2.5 Range Addition

Description

Assume you have an array of length n initialized with all 0's and are given k update operations.

Each operation is represented as a triplet: [startIndex, endIndex, inc] which increments each element of subarray A[startIndex ... endIndex] (startIndex and endIndex inclusive) with inc.

Return the modified array after all k operations were executed.

Example:

Given:

length = 5,
updates = [
    [1,  3,  2],
    [2,  4,  3],
    [0,  2, -2]
]

Output:

[-2, 0, 3, 5, 3]

Explanation:

Initial state: [ 0, 0, 0, 0, 0 ]

After applying operation [1, 3, 2]: [ 0, 2, 2, 2, 0 ]

After applying operation [2, 4, 3]: [ 0, 2, 5, 5, 3 ]

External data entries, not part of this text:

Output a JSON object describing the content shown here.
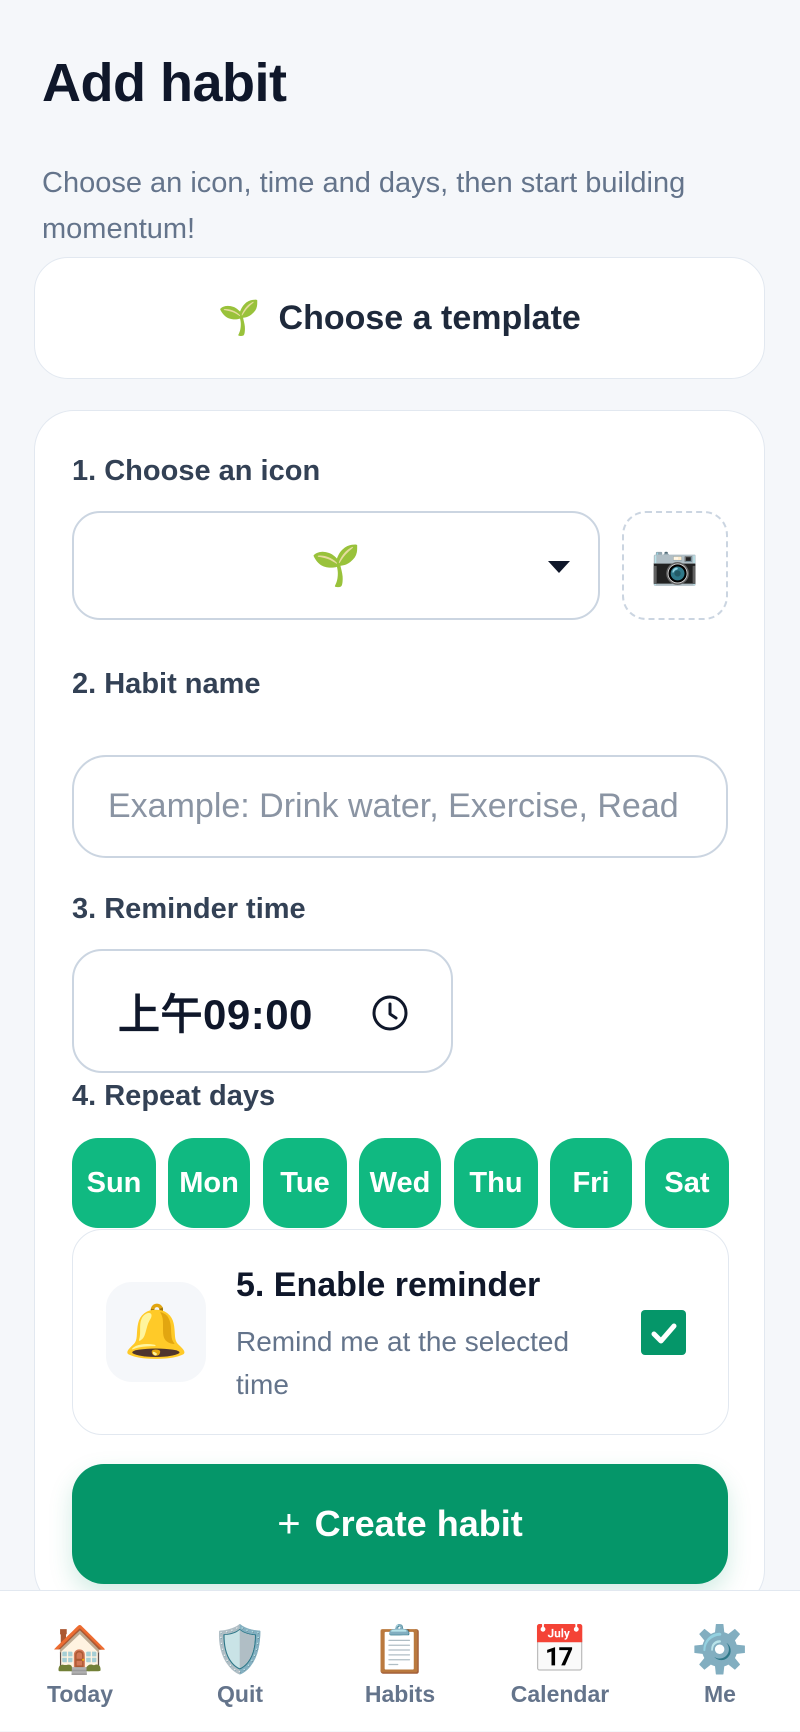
{
  "page": {
    "title": "Add habit",
    "subtitle": "Choose an icon, time and days, then start building momentum!"
  },
  "template": {
    "icon": "🌱",
    "label": "Choose a template"
  },
  "form": {
    "icon_section": {
      "label": "1. Choose an icon",
      "selected_icon": "🌱",
      "photo_icon": "📷"
    },
    "name_section": {
      "label": "2. Habit name",
      "value": "",
      "placeholder": "Example: Drink water, Exercise, Read"
    },
    "time_section": {
      "label": "3. Reminder time",
      "value": "上午09:00"
    },
    "days_section": {
      "label": "4. Repeat days",
      "days": [
        {
          "label": "Sun",
          "selected": true
        },
        {
          "label": "Mon",
          "selected": true
        },
        {
          "label": "Tue",
          "selected": true
        },
        {
          "label": "Wed",
          "selected": true
        },
        {
          "label": "Thu",
          "selected": true
        },
        {
          "label": "Fri",
          "selected": true
        },
        {
          "label": "Sat",
          "selected": true
        }
      ]
    },
    "reminder": {
      "icon": "🔔",
      "title": "5. Enable reminder",
      "description": "Remind me at the selected time",
      "enabled": true
    },
    "submit": {
      "plus": "+",
      "label": "Create habit"
    }
  },
  "nav": {
    "items": [
      {
        "icon": "🏠",
        "label": "Today"
      },
      {
        "icon": "🛡️",
        "label": "Quit"
      },
      {
        "icon": "📋",
        "label": "Habits"
      },
      {
        "icon": "📅",
        "label": "Calendar"
      },
      {
        "icon": "⚙️",
        "label": "Me"
      }
    ]
  },
  "colors": {
    "accent": "#10b981",
    "primary_button": "#059669",
    "background": "#f5f7fa",
    "muted_text": "#64748b"
  }
}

After applying operation [0, 2, -2]: [-2, 0, 3, 5, 3 ] Hint:

Thinking of using advanced data structures? You are thinking it too complicated. For each update operation, do you really need to update all elements between i and j? Update only the first and end element is sufficient. The optimal time complexity is O(k + n) and uses O(1) extra space. Credits: Special thanks to @vinod23 for adding this problem and creating all test cases.

Method

According to the hint, we know that we just need to updates two values of the start and end, but the problem is how to know it is a end of a interval

so we set the end + 1 to -value recursively, then when we for loop from the start of array, we treat each value as a start of a interval, we accumulate it value one by one, so if this value should end at j, since j + 1 we have a -v, we will decrease the v from the sum, so it doesn't have influence with the elements after this end.

0 0 0 0 0 2 -2 3 -2 -2 2
-2 0 3 5 3

Time and Space Complexity

o(n + k)

Code

public class Solution {

   public int[] getModifiedArray(int length, int[][] updates) {
       int[] res = new int[length];
       if (updates == null || updates.length == 0){
           return res;
       }
       for (int i = 0; i < updates.length; i++){
            int start = updates[i][0];
            int end = updates[i][1];
            int value = updates[i][2];

            res[start] += value;
            if (end < length - 1){
                res[end + 1] -= value;
            }
       }
       int sum = 0;
       for (int i = 0; i < length; i++){
            sum += res[i];
            res[i] = sum;
       }
       return res;
}

}